Он лег, уперся локтями в землю и стал потягиваться, расправляя телеса, стараясь выставить свои члены так, чтобы ветер скорее обсушил его. Потом натянул рубаху и дырявые штаны. Я увидел, что у него нет ни мачете, ни другого оружия. Только пустые ножны сиротливо свисали с пояса.
Он несколько раз оглянулся по сторонам и ушел. И я уже собирался выпрямиться и дальше пасти своих ягнят, как вдруг снова увидел этого человека.

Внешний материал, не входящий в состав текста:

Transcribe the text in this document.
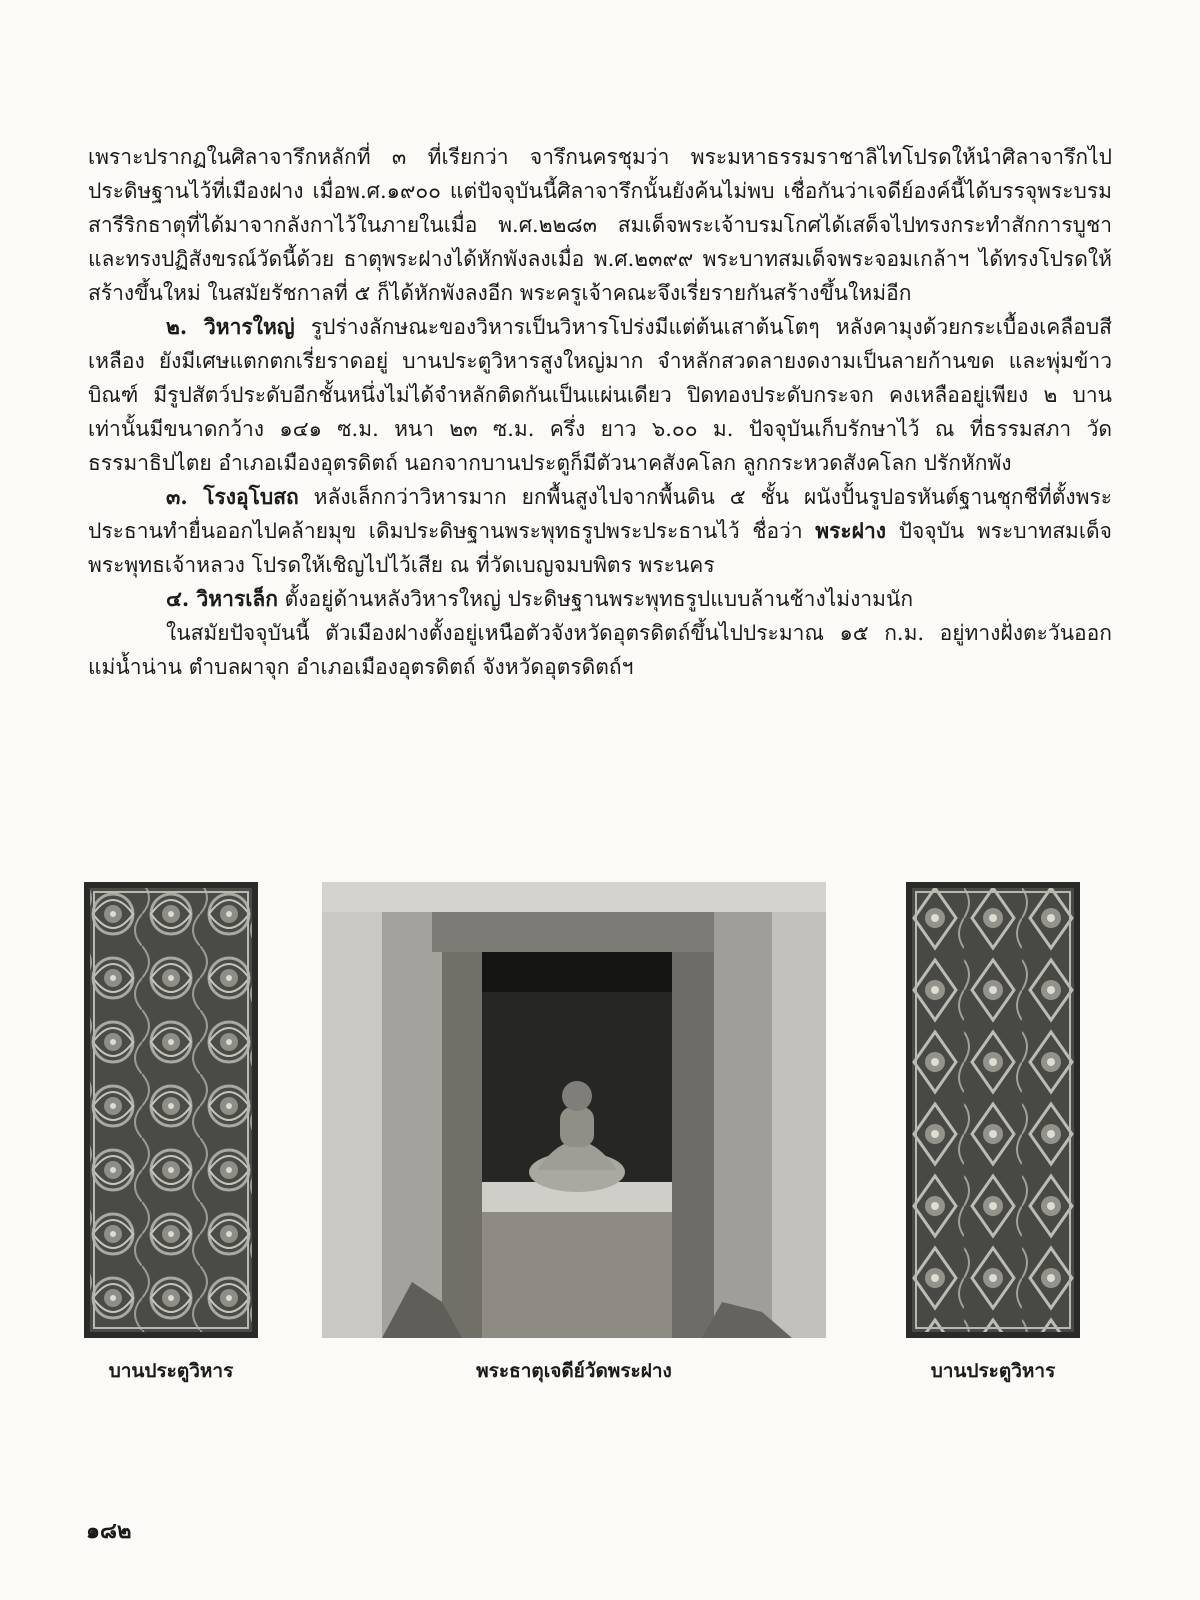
เพราะปรากฏในศิลาจารึกหลักที่ ๓ ที่เรียกว่า จารึกนครชุมว่า พระมหาธรรมราชาลิไทโปรดให้นำศิลาจารึกไปประดิษฐานไว้ที่เมืองฝาง เมื่อพ.ศ.๑๙๐๐ แต่ปัจจุบันนี้ศิลาจารึกนั้นยังค้นไม่พบ เชื่อกันว่าเจดีย์องค์นี้ได้บรรจุพระบรมสารีริกธาตุที่ได้มาจากลังกาไว้ในภายในเมื่อ พ.ศ.๒๒๘๓ สมเด็จพระเจ้าบรมโกศได้เสด็จไปทรงกระทำสักการบูชา และทรงปฏิสังขรณ์วัดนี้ด้วย ธาตุพระฝางได้หักพังลงเมื่อ พ.ศ.๒๓๙๙ พระบาทสมเด็จพระจอมเกล้าฯ ได้ทรงโปรดให้สร้างขึ้นใหม่ ในสมัยรัชกาลที่ ๕ ก็ได้หักพังลงอีก พระครูเจ้าคณะจึงเรี่ยรายกันสร้างขึ้นใหม่อีก

๒. วิหารใหญ่ รูปร่างลักษณะของวิหารเป็นวิหารโปร่งมีแต่ต้นเสาต้นโตๆ หลังคามุงด้วยกระเบื้องเคลือบสีเหลือง ยังมีเศษแตกตกเรี่ยราดอยู่ บานประตูวิหารสูงใหญ่มาก จำหลักสวดลายงดงามเป็นลายก้านขด และพุ่มข้าวบิณฑ์ มีรูปสัตว์ประดับอีกชั้นหนึ่งไม่ได้จำหลักติดกันเป็นแผ่นเดียว ปิดทองประดับกระจก คงเหลืออยู่เพียง ๒ บานเท่านั้นมีขนาดกว้าง ๑๔๑ ซ.ม. หนา ๒๓ ซ.ม. ครึ่ง ยาว ๖.๐๐ ม. ปัจจุบันเก็บรักษาไว้ ณ ที่ธรรมสภา วัดธรรมาธิปไตย อำเภอเมืองอุตรดิตถ์ นอกจากบานประตูก็มีตัวนาคสังคโลก ลูกกระหวดสังคโลก ปรักหักพัง

๓. โรงอุโบสถ หลังเล็กกว่าวิหารมาก ยกพื้นสูงไปจากพื้นดิน ๕ ชั้น ผนังปั้นรูปอรหันต์ฐานชุกชีที่ตั้งพระประธานทำยื่นออกไปคล้ายมุข เดิมประดิษฐานพระพุทธรูปพระประธานไว้ ชื่อว่า พระฝาง ปัจจุบัน พระบาทสมเด็จพระพุทธเจ้าหลวง โปรดให้เชิญไปไว้เสีย ณ ที่วัดเบญจมบพิตร พระนคร

๔. วิหารเล็ก ตั้งอยู่ด้านหลังวิหารใหญ่ ประดิษฐานพระพุทธรูปแบบล้านช้างไม่งามนัก

ในสมัยปัจจุบันนี้ ตัวเมืองฝางตั้งอยู่เหนือตัวจังหวัดอุตรดิตถ์ขึ้นไปประมาณ ๑๕ ก.ม. อยู่ทางฝั่งตะวันออกแม่น้ำน่าน ตำบลผาจุก อำเภอเมืองอุตรดิตถ์ จังหวัดอุตรดิตถ์ฯ

บานประตูวิหาร	พระธาตุเจดีย์วัดพระฝาง	บานประตูวิหาร
๑๘๒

Лицо у него было потерянное.
Он опять бросился в реку, теперь – в средний рукав.
«Что это с ним?» – подумал я.
Так вот, он опять кинулся в реку, а течение подхватило его, как игрушку, так что он едва не захлебнулся. Долго бил по воде руками, но переплыть на другой берег так и не смог. В конце концов, он выбился из сил и снова вышел на наш берег – вон там, внизу. Так кашлял, что чуть легкие не выплюнул.
Раздевшись догола, он снова стал сушиться, а потом поплелся вверх по реке – туда же, откуда пришел.

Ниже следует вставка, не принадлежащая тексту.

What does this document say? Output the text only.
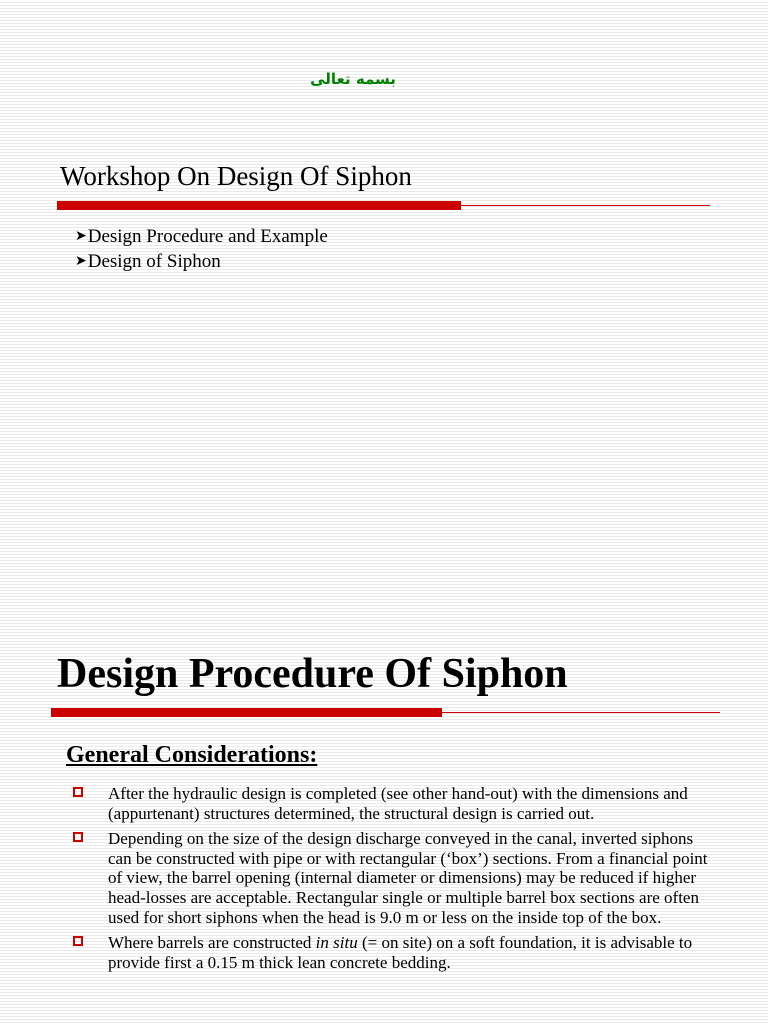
بسمه تعالى
Workshop On Design Of Siphon
➤Design Procedure and Example
➤Design of Siphon
Design Procedure Of Siphon
General Considerations:
After the hydraulic design is completed (see other hand-out) with the dimensions and (appurtenant) structures determined, the structural design is carried out.
Depending on the size of the design discharge conveyed in the canal, inverted siphons can be constructed with pipe or with rectangular (‘box’) sections. From a financial point of view, the barrel opening (internal diameter or dimensions) may be reduced if higher head-losses are acceptable. Rectangular single or multiple barrel box sections are often used for short siphons when the head is 9.0 m or less on the inside top of the box.
Where barrels are constructed in situ (= on site) on a soft foundation, it is advisable to provide first a 0.15 m thick lean concrete bedding.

Ох, и попадись он мне теперь! Знал бы я, что он натворил, я бы забросал его камнями и не пожалел бы ни разу.
Я уже говорил, он был трус. Один раз посмотришь ему в лицо – сразу понятно. Но я не ясновидец, господин следователь. Я простой пастух, а кроме того, если уж на то пошло, и сам довольно робкого десятка. Хотя, конечно, как вы говорите, я мог бы устроить ему засаду, а после хорошего удара камнем по голове он бы как миленький прилег на землю. Тут с вами не поспоришь.
Я так виню себя, когда вы рассказываете обо всех убийствах, которые он, по всей видимости – да нет, наверняка, – совершил. Поверьте, я страсть как люблю кончать таких подонков. Не то чтобы часто приходилось, конечно. Но это, должно быть, так сладко – помочь Господу расправиться с подобным отребьем.

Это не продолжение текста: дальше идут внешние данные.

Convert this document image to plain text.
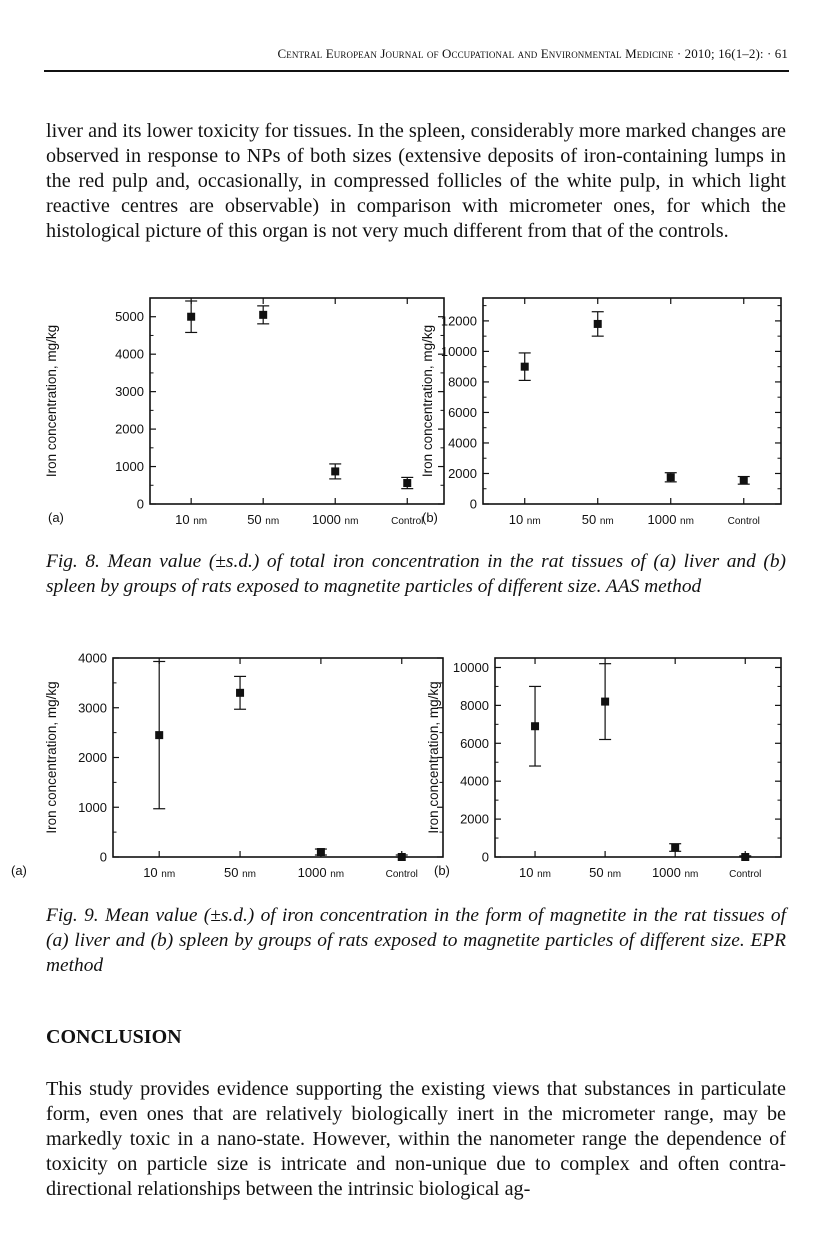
Central European Journal of Occupational and Environmental Medicine · 2010; 16(1–2): · 61
liver and its lower toxicity for tissues. In the spleen, considerably more marked changes are observed in response to NPs of both sizes (extensive deposits of iron-containing lumps in the red pulp and, occasionally, in compressed follicles of the white pulp, in which light reactive centres are observable) in comparison with micrometer ones, for which the histological picture of this organ is not very much different from that of the controls.
0
1000
2000
3000
4000
5000
10 nm	50 nm	1000 nm	Control
Iron concentration, mg/kg
(a)
0
2000
4000
6000
8000
10000
12000
10 nm	50 nm	1000 nm	Control
Iron concentration, mg/kg
(b)
Fig. 8. Mean value (±s.d.) of total iron concentration in the rat tissues of (a) liver and (b) spleen by groups of rats exposed to magnetite particles of different size. AAS method
0
1000
2000
3000
4000
10 nm	50 nm	1000 nm	Control
Iron concentration, mg/kg
(a)
0
2000
4000
6000
8000
10000
10 nm	50 nm 1000 nm	Control
Iron concentration, mg/kg
(b)
Fig. 9. Mean value (±s.d.) of iron concentration in the form of magnetite in the rat tissues of (a) liver and (b) spleen by groups of rats exposed to magnetite particles of different size. EPR method
CONCLUSION
This study provides evidence supporting the existing views that substances in particulate form, even ones that are relatively biologically inert in the micrometer range, may be markedly toxic in a nano-state. However, within the nanometer range the dependence of toxicity on particle size is intricate and non-unique due to complex and often contra-directional relationships between the intrinsic biological ag-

Впрочем, погодите, это ведь еще не все. На следующий день он пришел снова. А я все еще ни о чем не подозревал. Если б я только знал!
Я видел, что он пришел еще более тощий, чем накануне – кожа да кости, и вся рубаха изорвана. Я сначала и не поверил, что это он – так сильно он переменился.
Я узнал его по безнадежности в глазах, будто остекленевших от страдания. Он стал пить, а потом руками лить себе воду на лицо, будто хотел прополоскать рот. На самом деле, он просто проглотил хорошую порцию головастиков: лужа, из которой он налакался воды, была мелкой и кишела головастиками. Он, думаю, страшно оголодал.
Я увидел его глаза – две черных, как пропасть, дыры. Он подошел ко мне и сказал: «Твои это овечки?» Я сказал, что нет. Точнее вот как я ответил: «Не я же, мать их, произвел их на свет божий».